I've been perusing blogs like This Little Miggy, whose daughter "Lamp" has limb differences affecting all four limbs.

And she's just fine.

We have no reason to believe that Squishy will be any different. (yeah. Squishy. That's her nickname. We don't know what her gender is, but I feel certain Squishy's a girl :)

Thursday, January 1, 2015

Seventeen days

That's how long we've been in the hospital.

Seems like a lot long than two weeks, but that's all it's been.

Maisie is fighting hard to breath over the vent and while she's not doing a great job right now, it's obvious that she's trying.

She's perked up a bit in the last day or so and was even alert and happy enough to dance to Taylor Swift and ring in the New Year.

She's off of antibiotics and anything other than what she takes normally (Mestinon, Imuran, Zyrtec, Levalbuterol, Keppra, diuretics, Prozac, digestive enzymes.) Her chest tube was finally pulled two days ago and she officially no longer has pneumonia or pleurisy/pleural effusion.

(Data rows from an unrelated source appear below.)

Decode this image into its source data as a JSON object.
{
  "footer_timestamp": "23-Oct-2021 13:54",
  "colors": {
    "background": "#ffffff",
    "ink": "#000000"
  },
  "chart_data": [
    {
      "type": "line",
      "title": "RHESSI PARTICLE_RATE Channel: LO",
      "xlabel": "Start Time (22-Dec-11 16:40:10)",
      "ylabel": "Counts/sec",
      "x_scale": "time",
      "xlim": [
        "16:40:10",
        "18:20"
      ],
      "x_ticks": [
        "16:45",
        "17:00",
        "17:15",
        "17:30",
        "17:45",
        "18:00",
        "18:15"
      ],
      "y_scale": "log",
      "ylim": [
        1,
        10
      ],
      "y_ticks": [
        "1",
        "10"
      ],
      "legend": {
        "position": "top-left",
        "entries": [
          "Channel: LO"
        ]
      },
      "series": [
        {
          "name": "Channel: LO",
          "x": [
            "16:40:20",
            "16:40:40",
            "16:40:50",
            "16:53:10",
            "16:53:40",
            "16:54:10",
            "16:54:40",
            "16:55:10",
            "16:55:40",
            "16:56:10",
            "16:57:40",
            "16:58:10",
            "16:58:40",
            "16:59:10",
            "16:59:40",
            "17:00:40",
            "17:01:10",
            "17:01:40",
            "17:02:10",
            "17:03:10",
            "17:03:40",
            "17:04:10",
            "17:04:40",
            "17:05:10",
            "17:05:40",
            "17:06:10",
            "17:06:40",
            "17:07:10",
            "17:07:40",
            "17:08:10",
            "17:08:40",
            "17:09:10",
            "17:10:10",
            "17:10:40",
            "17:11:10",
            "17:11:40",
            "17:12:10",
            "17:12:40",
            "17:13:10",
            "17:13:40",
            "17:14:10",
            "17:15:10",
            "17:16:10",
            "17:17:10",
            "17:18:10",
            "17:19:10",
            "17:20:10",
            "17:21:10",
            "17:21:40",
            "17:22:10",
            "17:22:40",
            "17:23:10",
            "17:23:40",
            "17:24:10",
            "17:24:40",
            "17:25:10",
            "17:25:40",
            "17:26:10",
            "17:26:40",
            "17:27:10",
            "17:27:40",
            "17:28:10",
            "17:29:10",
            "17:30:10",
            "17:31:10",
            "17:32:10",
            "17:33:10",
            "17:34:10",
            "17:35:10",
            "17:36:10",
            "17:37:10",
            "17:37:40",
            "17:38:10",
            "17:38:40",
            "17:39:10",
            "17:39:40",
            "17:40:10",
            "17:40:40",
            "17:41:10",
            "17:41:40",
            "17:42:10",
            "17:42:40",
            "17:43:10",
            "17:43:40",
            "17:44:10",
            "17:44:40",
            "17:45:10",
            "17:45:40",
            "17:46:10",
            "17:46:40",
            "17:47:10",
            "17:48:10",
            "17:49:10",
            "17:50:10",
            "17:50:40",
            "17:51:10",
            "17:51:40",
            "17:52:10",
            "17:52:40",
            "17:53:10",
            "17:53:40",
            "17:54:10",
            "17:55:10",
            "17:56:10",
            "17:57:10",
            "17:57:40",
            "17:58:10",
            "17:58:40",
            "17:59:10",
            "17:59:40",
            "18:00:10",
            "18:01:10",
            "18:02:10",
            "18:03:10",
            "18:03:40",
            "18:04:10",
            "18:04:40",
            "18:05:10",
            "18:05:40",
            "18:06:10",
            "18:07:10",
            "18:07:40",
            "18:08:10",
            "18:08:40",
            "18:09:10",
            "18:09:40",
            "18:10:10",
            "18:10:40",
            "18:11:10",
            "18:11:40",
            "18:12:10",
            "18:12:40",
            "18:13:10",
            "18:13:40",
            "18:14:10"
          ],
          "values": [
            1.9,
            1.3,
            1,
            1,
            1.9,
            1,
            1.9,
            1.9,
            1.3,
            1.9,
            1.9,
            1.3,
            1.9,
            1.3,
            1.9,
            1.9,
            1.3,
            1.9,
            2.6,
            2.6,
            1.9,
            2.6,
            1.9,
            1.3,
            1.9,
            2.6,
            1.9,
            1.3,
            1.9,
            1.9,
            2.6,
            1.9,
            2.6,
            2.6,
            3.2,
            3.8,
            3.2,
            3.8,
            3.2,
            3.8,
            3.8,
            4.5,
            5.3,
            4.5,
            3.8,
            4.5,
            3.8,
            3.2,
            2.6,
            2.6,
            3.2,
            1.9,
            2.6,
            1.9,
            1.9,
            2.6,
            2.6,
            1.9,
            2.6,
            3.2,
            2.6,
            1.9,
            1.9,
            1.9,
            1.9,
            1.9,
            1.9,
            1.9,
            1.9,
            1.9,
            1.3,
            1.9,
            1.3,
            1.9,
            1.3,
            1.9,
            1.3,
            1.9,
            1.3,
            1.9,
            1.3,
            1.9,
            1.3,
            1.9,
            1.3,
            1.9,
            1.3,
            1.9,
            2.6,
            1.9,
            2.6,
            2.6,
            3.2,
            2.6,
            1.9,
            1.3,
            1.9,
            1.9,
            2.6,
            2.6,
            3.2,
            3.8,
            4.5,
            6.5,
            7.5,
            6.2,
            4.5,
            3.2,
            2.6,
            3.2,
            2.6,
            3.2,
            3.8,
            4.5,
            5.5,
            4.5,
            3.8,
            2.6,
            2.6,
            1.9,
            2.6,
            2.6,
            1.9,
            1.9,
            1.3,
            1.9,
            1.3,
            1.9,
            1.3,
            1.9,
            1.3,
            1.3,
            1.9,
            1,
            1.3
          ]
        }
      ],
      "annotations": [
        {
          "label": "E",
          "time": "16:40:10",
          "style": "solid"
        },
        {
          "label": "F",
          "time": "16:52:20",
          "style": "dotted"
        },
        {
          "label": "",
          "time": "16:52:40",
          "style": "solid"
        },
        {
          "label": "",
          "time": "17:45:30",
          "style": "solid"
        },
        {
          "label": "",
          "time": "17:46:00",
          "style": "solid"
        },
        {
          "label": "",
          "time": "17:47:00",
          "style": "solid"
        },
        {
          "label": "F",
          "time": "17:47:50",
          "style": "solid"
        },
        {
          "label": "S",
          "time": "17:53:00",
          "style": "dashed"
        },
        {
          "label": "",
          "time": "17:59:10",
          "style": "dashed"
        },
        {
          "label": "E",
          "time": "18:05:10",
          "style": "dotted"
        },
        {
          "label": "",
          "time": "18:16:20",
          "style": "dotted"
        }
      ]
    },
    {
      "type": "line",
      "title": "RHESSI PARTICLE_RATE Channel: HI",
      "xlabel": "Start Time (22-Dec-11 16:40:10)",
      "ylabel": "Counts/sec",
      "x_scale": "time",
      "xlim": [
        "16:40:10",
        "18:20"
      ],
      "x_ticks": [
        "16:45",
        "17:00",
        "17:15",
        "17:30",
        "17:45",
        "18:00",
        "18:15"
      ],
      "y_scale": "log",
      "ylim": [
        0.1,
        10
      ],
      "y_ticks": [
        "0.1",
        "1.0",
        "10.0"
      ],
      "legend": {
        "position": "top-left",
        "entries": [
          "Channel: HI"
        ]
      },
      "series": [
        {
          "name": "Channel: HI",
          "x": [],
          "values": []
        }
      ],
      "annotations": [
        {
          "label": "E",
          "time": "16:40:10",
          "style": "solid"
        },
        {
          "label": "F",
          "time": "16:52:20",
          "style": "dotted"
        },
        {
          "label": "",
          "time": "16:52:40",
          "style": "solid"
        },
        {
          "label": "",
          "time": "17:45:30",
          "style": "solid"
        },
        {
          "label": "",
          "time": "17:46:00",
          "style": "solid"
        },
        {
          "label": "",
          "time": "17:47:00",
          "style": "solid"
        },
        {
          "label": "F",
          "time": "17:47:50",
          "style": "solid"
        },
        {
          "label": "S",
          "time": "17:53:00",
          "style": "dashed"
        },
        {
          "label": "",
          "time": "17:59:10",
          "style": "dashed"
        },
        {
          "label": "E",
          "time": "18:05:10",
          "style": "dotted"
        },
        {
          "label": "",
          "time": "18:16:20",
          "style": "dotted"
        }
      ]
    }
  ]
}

So that's good. Her breathing problems are completely due to hypotonia.

I did have a level-two ultrasound a few days ago and it seems that my baby might have limb differences. I have another scan day after tomorrow to get some clarity, but the consensus seems to be that nothing besides her appendages are affected -- normal brain, heart, lungs, etc. Which is awesome. After everything Maisie went through, I honestly can't complain over a missing hand.